There is a vast difference between seeing something and actually acknowledging the existence of something. Our eyes allow us to visualize the numerous stimuli we encounter on a daily basis, but we oftentimes fail to actually see what is in front of us. In order to more fully understand this concept, watch the video shown in the following link. Be sure to follow the instructions.

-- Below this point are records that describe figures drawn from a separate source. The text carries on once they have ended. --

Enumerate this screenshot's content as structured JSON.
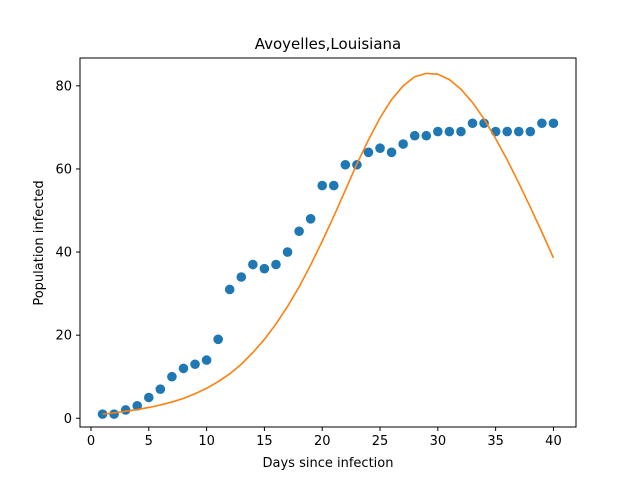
{
  "chart_data": {
    "type": "scatter",
    "title": "Avoyelles,Louisiana",
    "xlabel": "Days since infection",
    "ylabel": "Population infected",
    "xlim": [
      -0.95,
      41.95
    ],
    "ylim": [
      -2.1,
      86.7
    ],
    "xticks": [
      0,
      5,
      10,
      15,
      20,
      25,
      30,
      35,
      40
    ],
    "yticks": [
      0,
      20,
      40,
      60,
      80
    ],
    "grid": false,
    "legend": "none",
    "series": [
      {
        "kind": "scatter",
        "color": "#1f77b4",
        "x": [
          1,
          2,
          3,
          4,
          5,
          6,
          7,
          8,
          9,
          10,
          11,
          12,
          13,
          14,
          15,
          16,
          17,
          18,
          19,
          20,
          21,
          22,
          23,
          24,
          25,
          26,
          27,
          28,
          29,
          30,
          31,
          32,
          33,
          34,
          35,
          36,
          37,
          38,
          39,
          40
        ],
        "y": [
          1,
          1,
          2,
          3,
          5,
          7,
          10,
          12,
          13,
          14,
          19,
          31,
          34,
          37,
          36,
          37,
          40,
          45,
          48,
          56,
          56,
          61,
          61,
          64,
          65,
          64,
          66,
          68,
          68,
          69,
          69,
          69,
          71,
          71,
          69,
          69,
          69,
          69,
          71,
          71
        ]
      },
      {
        "kind": "line",
        "color": "#ff7f0e",
        "x": [
          1,
          2,
          3,
          4,
          5,
          6,
          7,
          8,
          9,
          10,
          11,
          12,
          13,
          14,
          15,
          16,
          17,
          18,
          19,
          20,
          21,
          22,
          23,
          24,
          25,
          26,
          27,
          28,
          29,
          30,
          31,
          32,
          33,
          34,
          35,
          36,
          37,
          38,
          39,
          40
        ],
        "y": [
          1.0,
          1.3,
          1.7,
          2.1,
          2.6,
          3.2,
          3.9,
          4.8,
          5.9,
          7.2,
          8.8,
          10.7,
          13.0,
          15.8,
          19.0,
          22.7,
          26.9,
          31.6,
          36.9,
          42.6,
          48.6,
          54.9,
          61.2,
          67.0,
          72.3,
          76.7,
          80.0,
          82.2,
          83.0,
          82.8,
          81.5,
          79.2,
          76.0,
          72.0,
          67.3,
          62.2,
          56.6,
          50.8,
          44.8,
          38.6
        ]
      }
    ]
  }
}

Although this isn’t the case for everyone, the majority of individuals who watch this short clip fail to notice the entire situation in front of them. The same can be said when we drive a car and our mind wanders, only to realize moments later that you’ve been driving and not really paying attention. Yet, your eyes were indeed seeing everything in front of you and you just didn’t attentively acknowledge what they were seeing.
A physician must develop a keen awareness for not only seeing what is presented by a patient, but acknowledging all possible signs, symptoms, diagnoses, etc. in order to make a fully investigated decision. One must develop the ability to recognize all of the clues they are presented with.
Although I have read and investigated this concept years ago in my life, I would like to give credit to the book Every Patient Tells a Story: Medical Mysteries and the Art of Diagnosis by Lisa Sanders, MD, referenced on my recommended reading page. Within this text, the topic above is discussed in more detail and brought my attention to the subject matter once again so that I felt compelled to write this blog post.